Qué es el Euríbor y por qué importa
El Euríbor es el tipo de interés medio al que las entidades financieras europeas se prestan dinero entre sí. Cuando sube, encarece las hipotecas variables; cuando baja, las cuotas se relajan. La mayoría de los bancos revisan la hipoteca cada seis o doce meses, por lo que el impacto no es inmediato, sino que se traslada de forma progresiva.
Para una hipoteca media, cada variación de un punto en el índice puede suponer una diferencia de varias decenas de euros al mes en la cuota. De ahí que cualquier movimiento se siga con lupa.
Fija, variable o mixta
El nuevo escenario ha reactivado el debate entre hipoteca fija, variable y mixta.

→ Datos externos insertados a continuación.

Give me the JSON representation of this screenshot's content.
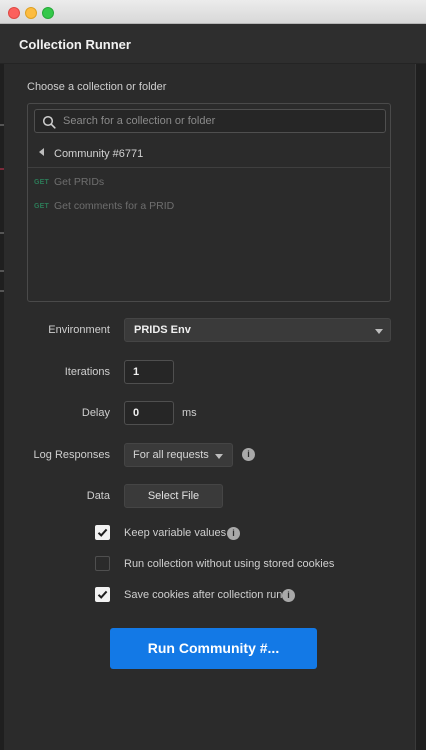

La fija ofrece tranquilidad porque la cuota no cambia durante toda la vida del préstamo, mientras que la variable puede salir más barata si el Euríbor se mantiene bajo, pero expone al hogar a las subidas.
Las hipotecas mixtas, que combinan un tramo inicial a tipo fijo y un tramo posterior variable, han ganado protagonismo entre quienes buscan un punto intermedio entre seguridad y ahorro.
Los analistas recomiendan no fijarse solo en la cuota mensual, sino comparar la TAE, los gastos asociados y las posibles vinculaciones (seguros, nóminas o tarjetas) que el banco exige para aplicar el mejor tipo.
Para quien ya tiene una hipoteca, la subrogación —cambiar el préstamo a otra entidad con mejores condiciones— vuelve a ser una opción a estudiar, sobre todo cuando la diferencia de tipos compensa los gastos de la operación.
En cualquier caso, los expertos insisten en un mensaje de prudencia: antes de firmar o cambiar de hipoteca conviene hacer números con calma, valorar la capacidad de pago real del hogar y no comprometer una parte excesiva de los ingresos en la cuota.